It apparently takes a lot to incite Madam X‘s fervor these days. Her list of the top 10 albums of 2016 was not a “best of” but a “least disliked” while the 2017 edition reduced this list to a paltry 5. And yet a little English band called Conjurer and their debut full-length called Mire grabbed her attention and converted it to an active recommendation within our internal channels. I’ll be the first to acknowledge that there are other writers with whom I share more musical preferences, but the promise of a chunky, riff-lead, progressive album was too enticing to ignore.
Conjurer have a sound which is littered with references to others. Death metal riffs and guttural growls feature in each track but “Retch,” particularly, is a Bolt Thrower-shaped sledgehammer in the middle of the album. I feared given its short length and album positioning that it would be pointless interlude but no track is further from this. Most songs otherwise are interspersed with calm moments; moody chord progressions, vocals at a distance and gentle percussion abound. In fact, they strongly recall the gentler parts from the most recent Cormorant which is a good thing as they’re terrifically atmospheric. The deathier elements further share some of the stage with doom metal. Vainaja are a reasonable comparison for the thick, headbangable riffs and doom/death overlaps. The final diversification tool is passages of blackened furiosity, typically used towards the rear of tracks to bring them to a heavy climax.
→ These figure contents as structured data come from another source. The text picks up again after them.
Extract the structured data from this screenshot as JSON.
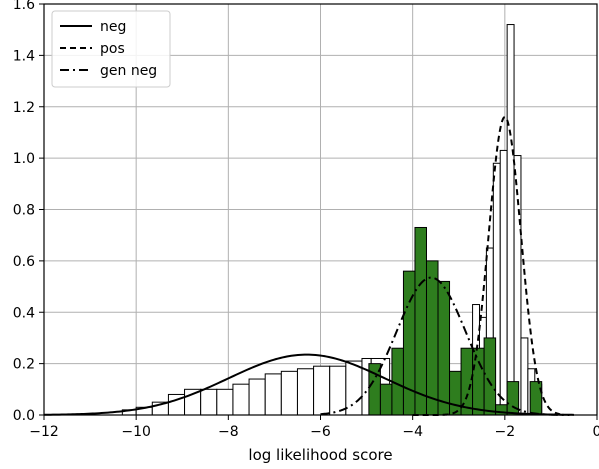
{
  "chart_data": {
    "type": "histogram",
    "title": "",
    "xlabel": "log likelihood score",
    "ylabel": "",
    "xlim": [
      -12,
      0
    ],
    "ylim": [
      0,
      1.6
    ],
    "xticks": [
      -12,
      -10,
      -8,
      -6,
      -4,
      -2,
      0
    ],
    "yticks": [
      0.0,
      0.2,
      0.4,
      0.6,
      0.8,
      1.0,
      1.2,
      1.4,
      1.6
    ],
    "ytick_labels": [
      "0.0",
      "0.2",
      "0.4",
      "0.6",
      "0.8",
      "1.0",
      "1.2",
      "1.4",
      "1.6"
    ],
    "xtick_labels": [
      "−12",
      "−10",
      "−8",
      "−6",
      "−4",
      "−2",
      "0"
    ],
    "grid": true,
    "legend_position": "top-left",
    "colors": {
      "neg_hist_fill": "#ffffff",
      "pos_hist_fill": "#ffffff",
      "gen_hist_fill": "#2e7d1e",
      "edge": "#000000",
      "grid": "#b0b0b0"
    },
    "histograms": [
      {
        "role": "neg",
        "fill": "#ffffff",
        "bins": [
          {
            "x0": -10.3,
            "x1": -10.0,
            "y": 0.02
          },
          {
            "x0": -10.0,
            "x1": -9.65,
            "y": 0.03
          },
          {
            "x0": -9.65,
            "x1": -9.3,
            "y": 0.05
          },
          {
            "x0": -9.3,
            "x1": -8.95,
            "y": 0.08
          },
          {
            "x0": -8.95,
            "x1": -8.6,
            "y": 0.1
          },
          {
            "x0": -8.6,
            "x1": -8.25,
            "y": 0.1
          },
          {
            "x0": -8.25,
            "x1": -7.9,
            "y": 0.1
          },
          {
            "x0": -7.9,
            "x1": -7.55,
            "y": 0.12
          },
          {
            "x0": -7.55,
            "x1": -7.2,
            "y": 0.14
          },
          {
            "x0": -7.2,
            "x1": -6.85,
            "y": 0.16
          },
          {
            "x0": -6.85,
            "x1": -6.5,
            "y": 0.17
          },
          {
            "x0": -6.5,
            "x1": -6.15,
            "y": 0.18
          },
          {
            "x0": -6.15,
            "x1": -5.8,
            "y": 0.19
          },
          {
            "x0": -5.8,
            "x1": -5.45,
            "y": 0.19
          },
          {
            "x0": -5.45,
            "x1": -5.1,
            "y": 0.21
          },
          {
            "x0": -5.1,
            "x1": -4.9,
            "y": 0.22
          },
          {
            "x0": -4.9,
            "x1": -4.5,
            "y": 0.22
          }
        ]
      },
      {
        "role": "pos",
        "fill": "#ffffff",
        "bins": [
          {
            "x0": -2.7,
            "x1": -2.55,
            "y": 0.43
          },
          {
            "x0": -2.55,
            "x1": -2.4,
            "y": 0.38
          },
          {
            "x0": -2.4,
            "x1": -2.25,
            "y": 0.65
          },
          {
            "x0": -2.25,
            "x1": -2.1,
            "y": 0.98
          },
          {
            "x0": -2.1,
            "x1": -1.95,
            "y": 1.03
          },
          {
            "x0": -1.95,
            "x1": -1.8,
            "y": 1.52
          },
          {
            "x0": -1.8,
            "x1": -1.65,
            "y": 1.01
          },
          {
            "x0": -1.65,
            "x1": -1.5,
            "y": 0.3
          },
          {
            "x0": -1.5,
            "x1": -1.35,
            "y": 0.18
          },
          {
            "x0": -1.35,
            "x1": -1.2,
            "y": 0.12
          }
        ]
      },
      {
        "role": "gen neg",
        "fill": "#2e7d1e",
        "bins": [
          {
            "x0": -4.95,
            "x1": -4.7,
            "y": 0.2
          },
          {
            "x0": -4.7,
            "x1": -4.45,
            "y": 0.12
          },
          {
            "x0": -4.45,
            "x1": -4.2,
            "y": 0.26
          },
          {
            "x0": -4.2,
            "x1": -3.95,
            "y": 0.56
          },
          {
            "x0": -3.95,
            "x1": -3.7,
            "y": 0.73
          },
          {
            "x0": -3.7,
            "x1": -3.45,
            "y": 0.6
          },
          {
            "x0": -3.45,
            "x1": -3.2,
            "y": 0.52
          },
          {
            "x0": -3.2,
            "x1": -2.95,
            "y": 0.17
          },
          {
            "x0": -2.95,
            "x1": -2.7,
            "y": 0.26
          },
          {
            "x0": -2.7,
            "x1": -2.45,
            "y": 0.26
          },
          {
            "x0": -2.45,
            "x1": -2.2,
            "y": 0.3
          },
          {
            "x0": -2.2,
            "x1": -1.95,
            "y": 0.04
          },
          {
            "x0": -1.95,
            "x1": -1.7,
            "y": 0.13
          },
          {
            "x0": -1.45,
            "x1": -1.2,
            "y": 0.13
          }
        ]
      }
    ],
    "curves": [
      {
        "name": "neg",
        "style": "solid",
        "kind": "gaussian",
        "mean": -6.3,
        "sd": 1.7,
        "peak": 0.235,
        "x_range": [
          -12,
          -0.5
        ]
      },
      {
        "name": "pos",
        "style": "dashed",
        "kind": "gaussian",
        "mean": -2.0,
        "sd": 0.35,
        "peak": 1.16,
        "x_range": [
          -4.0,
          -0.8
        ]
      },
      {
        "name": "gen neg",
        "style": "dashdot",
        "kind": "gaussian",
        "mean": -3.6,
        "sd": 0.75,
        "peak": 0.535,
        "x_range": [
          -6.0,
          -0.6
        ]
      }
    ],
    "legend": [
      {
        "label": "neg",
        "style": "solid"
      },
      {
        "label": "pos",
        "style": "dashed"
      },
      {
        "label": "gen neg",
        "style": "dashdot"
      }
    ]
  }
}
Tremolo-picked guitars and shrieks take the lead here.
And yet, these death, doom, black and atmospheric aspects are tied together impressively and cohesively by a thick, progressive metal drape which smells a lot like Mastodon. A far heavier Mastodon, but Mastodon nonetheless. The tones are meaty and satisfying, the grooves are heavy and the leads are surprisingly technical when you stop to take stock. I’m perfectly aware that such a range of influences sounds like it should be a mess but the Mastodon elements are definitely central, with each of the other sounds a spoke from this point. The greatest testament to the success of this unification is that Mire flows very naturally; it’s varied without any jarring moments.
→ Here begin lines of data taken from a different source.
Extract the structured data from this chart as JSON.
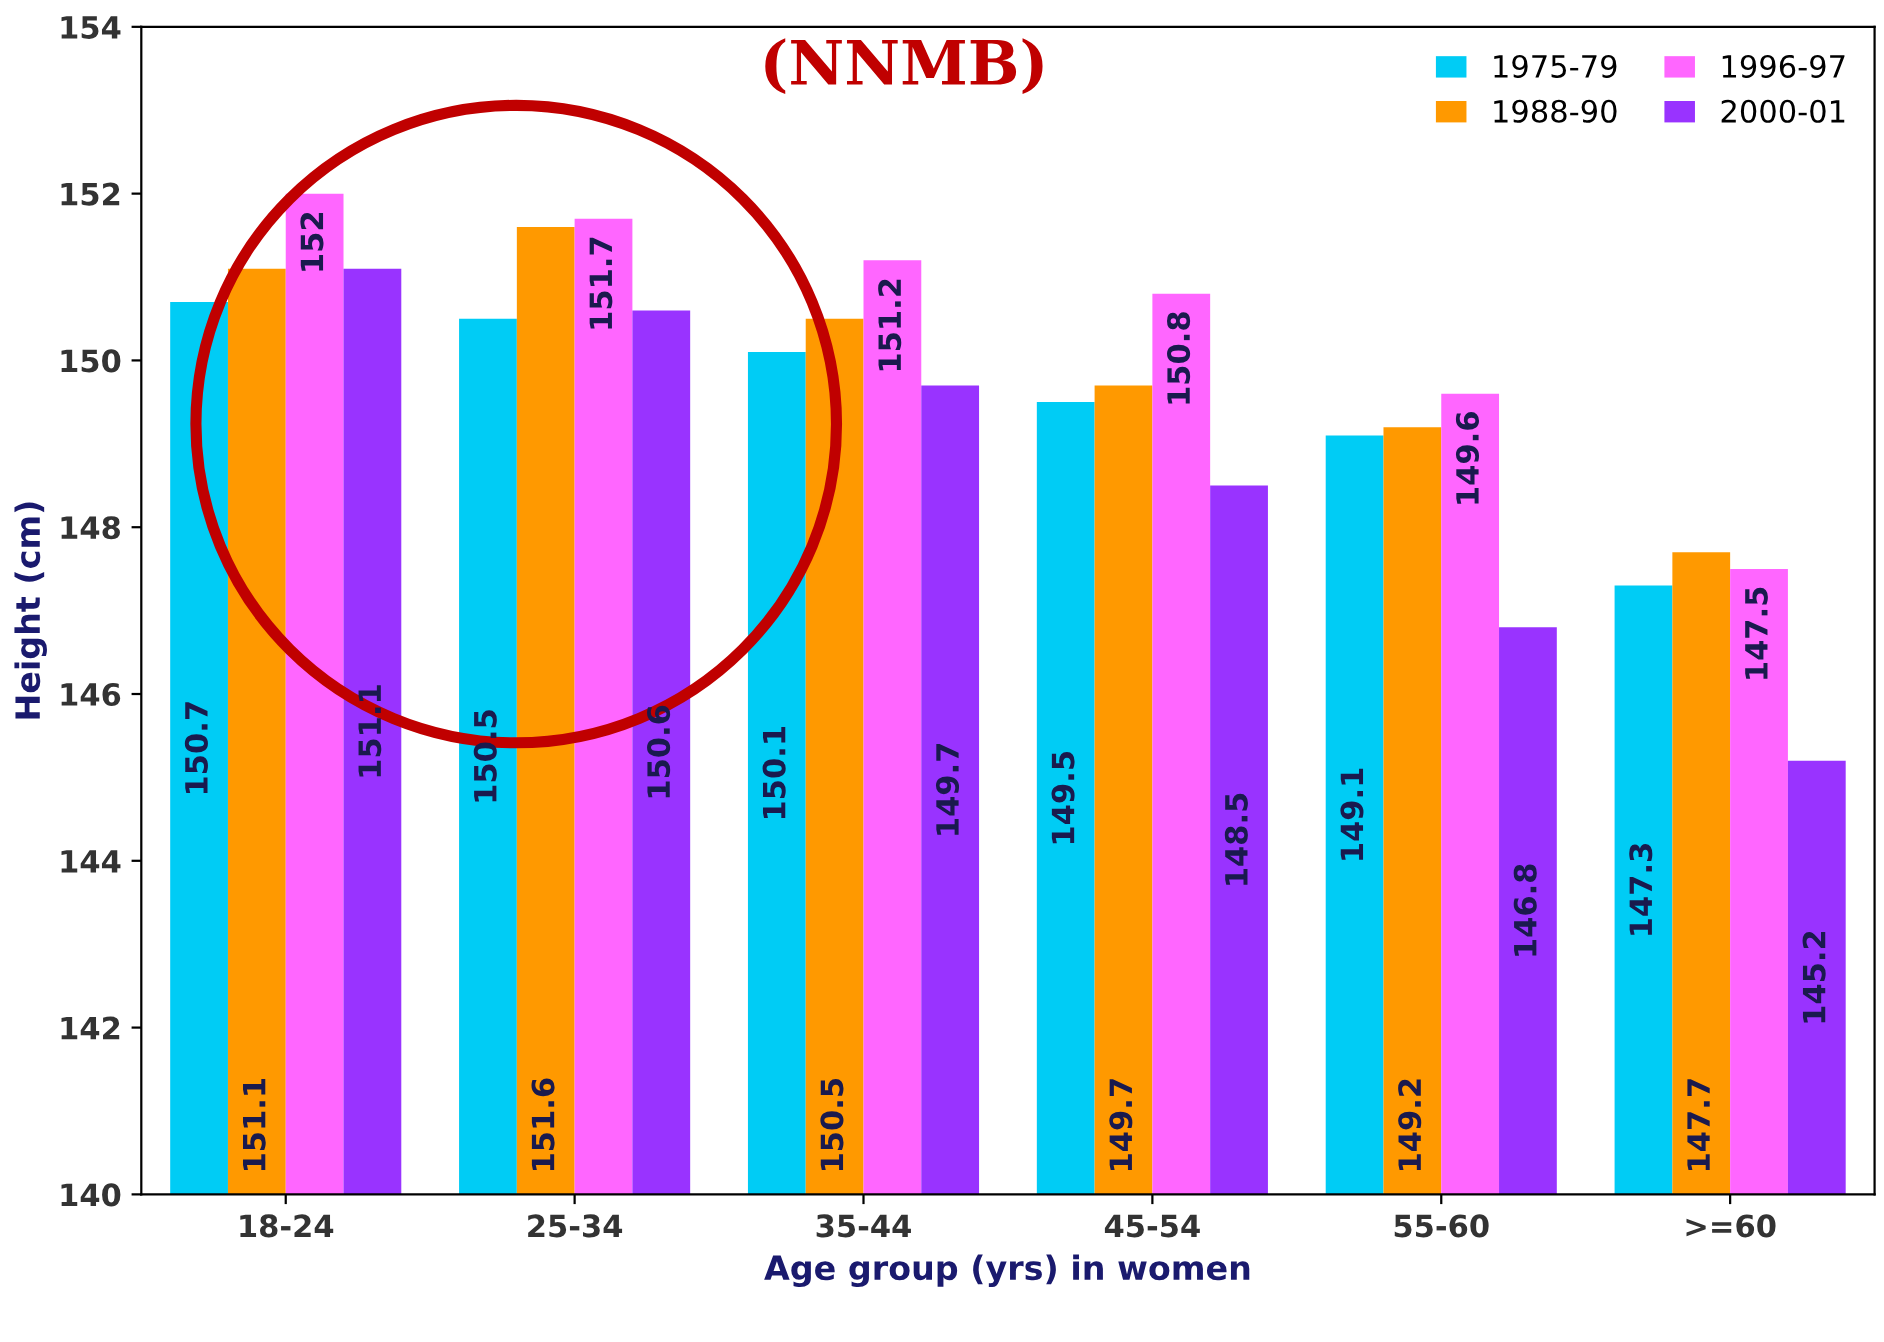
{
  "chart_data": {
    "type": "bar",
    "title": "(NNMB)",
    "xlabel": "Age group (yrs) in women",
    "ylabel": "Height (cm)",
    "categories": [
      "18-24",
      "25-34",
      "35-44",
      "45-54",
      "55-60",
      ">=60"
    ],
    "series": [
      {
        "name": "1975-79",
        "color": "#00ccf5",
        "values": [
          150.7,
          150.5,
          150.1,
          149.5,
          149.1,
          147.3
        ]
      },
      {
        "name": "1988-90",
        "color": "#ff9900",
        "values": [
          151.1,
          151.6,
          150.5,
          149.7,
          149.2,
          147.7
        ]
      },
      {
        "name": "1996-97",
        "color": "#ff66ff",
        "values": [
          152,
          151.7,
          151.2,
          150.8,
          149.6,
          147.5
        ]
      },
      {
        "name": "2000-01",
        "color": "#9933ff",
        "values": [
          151.1,
          150.6,
          149.7,
          148.5,
          146.8,
          145.2
        ]
      }
    ],
    "ylim": [
      140,
      154
    ],
    "yticks": [
      140,
      142,
      144,
      146,
      148,
      150,
      152,
      154
    ],
    "grid": false,
    "legend": "top right",
    "data_labels": true
  }
}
Developing this quality, it should already be evident that Mire is highly dynamic. Each track traces a unique course across the map of influences with the only real structural commonality being the preference for aggressive, black metal conclusions. They become predictable but it’s an effective trick for conferring gravitas to a finale. Otherwise, the pace fluctuates consistently, moving between mid-paced death metal, slower doom metal and interludes, faster progressive riffs and speedy black apices. The differing vocal styles further vary Conjurer‘s repertoire. Rough shouts, deathly growls and piercing shrieks all feature and layer in different combinations to good effect, particularly as tracks culminate at their conclusions. In this way, development feels perpetual as density grows through songs. The drumming rhythms are especially active and command the cool transitions between the differing passages.
This all sounds fantastic and there’s no question that Mire is an accomplished, enjoyable record. It does, however, lack that “x-factor” which distinguishes good albums from great ones. I’m struggling to define exactly why that is but it simply falls into that region where it isn’t amazing in spite of its many strengths. A particular quibble is that “The Mire” and “Hadal” are marginally less good than the rest which has an impact as they’re 2 of the final 3 tracks. This is relatively minor but I have to earn my keep with some specific criticism I suppose. Conjurer are good but I know that Mire won’t be making my list come the end of the year (“least disliked” or otherwise).
Mire tip-toes close to the coveted 3.5 but on reflection when having taken a couple of days between listens I can’t in good faith award it. Individual parts are excellent and it represents a rock-solid first full-length release but my overall impression is that it doesn’t quite push into the requisite territory for my unreserved recommendation. I’m a big believer in the “overall impression” approach to reviewing as track-by-track descriptions can obfuscate situations where the whole is less than the sum of its parts. That is the case here.